I recently played around with Rasa and BERT since there is some evidence, that BERT can handle domain specific data very well if it is finetuned.
I took the german BERT and together with the awesome article from spaCy, I was able to finetune the BERT on my domain specific dataset. The evaluation of this finetuned BERT, used as a “simple” multi class classifier directly without the use of rasa showed an average accuracy of 96,8%. It must be noted, that in terms of evaluating the generalization of the model, two evaluations were made:
- a dataset consisting of real-world-documents only, 75/25 split
- a dataset consisting of augmented real-world-documents, 75/25 split
The best evaluation was achieved by using the non-augmented version (which was quite expected).
I then packaged the finetuned model and installed it as a spaCy model which I planned to use in my rasa pipeline.

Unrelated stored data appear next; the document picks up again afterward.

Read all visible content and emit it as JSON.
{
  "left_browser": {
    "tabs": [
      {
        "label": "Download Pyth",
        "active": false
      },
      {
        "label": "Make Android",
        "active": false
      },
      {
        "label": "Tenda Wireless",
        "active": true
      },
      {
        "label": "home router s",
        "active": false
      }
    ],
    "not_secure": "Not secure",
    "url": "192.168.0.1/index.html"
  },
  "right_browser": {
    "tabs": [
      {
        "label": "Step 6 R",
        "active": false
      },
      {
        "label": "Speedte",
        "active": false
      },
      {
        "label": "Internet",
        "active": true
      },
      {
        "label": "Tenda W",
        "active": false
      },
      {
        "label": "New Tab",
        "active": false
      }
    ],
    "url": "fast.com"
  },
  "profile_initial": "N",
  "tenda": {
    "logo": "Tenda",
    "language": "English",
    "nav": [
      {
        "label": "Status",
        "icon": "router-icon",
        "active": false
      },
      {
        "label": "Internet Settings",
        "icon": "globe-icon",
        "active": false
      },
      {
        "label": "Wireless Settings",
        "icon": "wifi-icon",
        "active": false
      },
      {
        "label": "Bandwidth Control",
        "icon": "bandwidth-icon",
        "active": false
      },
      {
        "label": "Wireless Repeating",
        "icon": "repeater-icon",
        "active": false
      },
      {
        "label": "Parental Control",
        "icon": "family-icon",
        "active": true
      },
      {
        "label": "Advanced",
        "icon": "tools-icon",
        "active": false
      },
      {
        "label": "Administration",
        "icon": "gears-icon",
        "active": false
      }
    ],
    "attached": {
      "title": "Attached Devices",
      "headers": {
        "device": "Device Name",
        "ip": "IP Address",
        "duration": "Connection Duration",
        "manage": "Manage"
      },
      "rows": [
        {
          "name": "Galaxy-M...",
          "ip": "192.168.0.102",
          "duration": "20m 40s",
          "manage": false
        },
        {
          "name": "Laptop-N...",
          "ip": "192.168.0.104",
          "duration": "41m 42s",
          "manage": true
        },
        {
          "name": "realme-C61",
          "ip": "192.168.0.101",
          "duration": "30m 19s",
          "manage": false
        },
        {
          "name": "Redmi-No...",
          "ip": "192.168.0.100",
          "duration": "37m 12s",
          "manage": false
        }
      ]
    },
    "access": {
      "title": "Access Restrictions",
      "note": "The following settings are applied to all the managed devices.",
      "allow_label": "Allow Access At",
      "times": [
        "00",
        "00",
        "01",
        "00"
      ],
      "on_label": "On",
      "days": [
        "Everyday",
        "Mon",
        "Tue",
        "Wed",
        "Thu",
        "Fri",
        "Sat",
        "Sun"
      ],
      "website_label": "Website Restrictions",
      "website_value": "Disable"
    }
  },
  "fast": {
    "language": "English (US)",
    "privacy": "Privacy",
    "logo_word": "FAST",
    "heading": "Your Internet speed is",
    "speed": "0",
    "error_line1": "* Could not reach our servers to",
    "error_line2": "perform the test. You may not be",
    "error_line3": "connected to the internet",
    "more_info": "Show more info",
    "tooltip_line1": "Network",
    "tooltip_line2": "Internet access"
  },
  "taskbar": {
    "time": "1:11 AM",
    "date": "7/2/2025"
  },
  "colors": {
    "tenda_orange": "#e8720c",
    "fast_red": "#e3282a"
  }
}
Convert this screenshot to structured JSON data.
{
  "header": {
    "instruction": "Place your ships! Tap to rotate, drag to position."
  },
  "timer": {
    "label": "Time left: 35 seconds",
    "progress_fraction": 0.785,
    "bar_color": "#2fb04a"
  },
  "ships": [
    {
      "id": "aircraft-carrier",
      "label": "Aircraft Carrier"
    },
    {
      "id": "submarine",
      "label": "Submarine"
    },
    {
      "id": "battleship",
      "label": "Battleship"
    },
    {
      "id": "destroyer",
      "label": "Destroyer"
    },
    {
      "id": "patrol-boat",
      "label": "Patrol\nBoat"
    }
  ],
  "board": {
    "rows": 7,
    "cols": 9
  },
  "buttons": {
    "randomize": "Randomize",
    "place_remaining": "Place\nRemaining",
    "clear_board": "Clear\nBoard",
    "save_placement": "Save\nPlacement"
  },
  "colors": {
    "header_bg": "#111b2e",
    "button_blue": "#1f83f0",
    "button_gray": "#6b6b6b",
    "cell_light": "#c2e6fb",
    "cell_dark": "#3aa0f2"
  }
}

To be able to compare the performance, my baseline is a spaCy pipeline with a custom kerasNN classifier and a CountVectorsFeaturizer that uses 2,15 ngrams and a char_wb analyzer on the small de spaCy dataset. Using the same dataset-split as mentioned before I achieved an average accuracy of 95,6% - this evaluation is based on the command rasa test nlu.
Now I changed the pipeline such that instead of using the CountVectorsFeaturizer, the SpacyFeaturizer was used, loading the pretrained, finetuned BERT. After running the same pipeline again, my accuracy dropped to ~91% - frustrating and unexpected, at least by me.
After talking to a friend, we figured out, that maybe the implementation of the SpacyFeaturizer may not be optimal for using the features, BERT is actually able to provide. Taking a look at the implementation of SpacyFeaturizer:
def features_for_doc(doc: "Doc") -> np.ndarray: """Feature vector for a single document / sentence.""" return doc.vector
doc.vector do? It just takes the average of all the representations given by language model for each token in the input text.
This is probably sub-optimal for BERT. Instead, usually only the representation for [CLS] token is used for classifying the given text in BERT model.
So, one solution is to write a custom spacy featurizer component that does exactly this. We can also make this component a bit more complex by exactly implementing the architecure used for fine-tuning BERT (i.e. “softmax_pooler_output”), although without its classifier (i.e. softmax) layer(s).
I have noticed the awesome bert-as-a-service which is actually able to provide those features, but currently it is only stable with the BERTs from Google and has some problems with finetuned ones. In addition, one might not want to embedd a third-party-api dependency to ones config as Gao did.
Did anyone already tried this or would be interested in doing it collaboratively? I think this is a non intrusive, rasa compatible way of using the BERT benefits in rasa without impacting the runtime performance - if it works.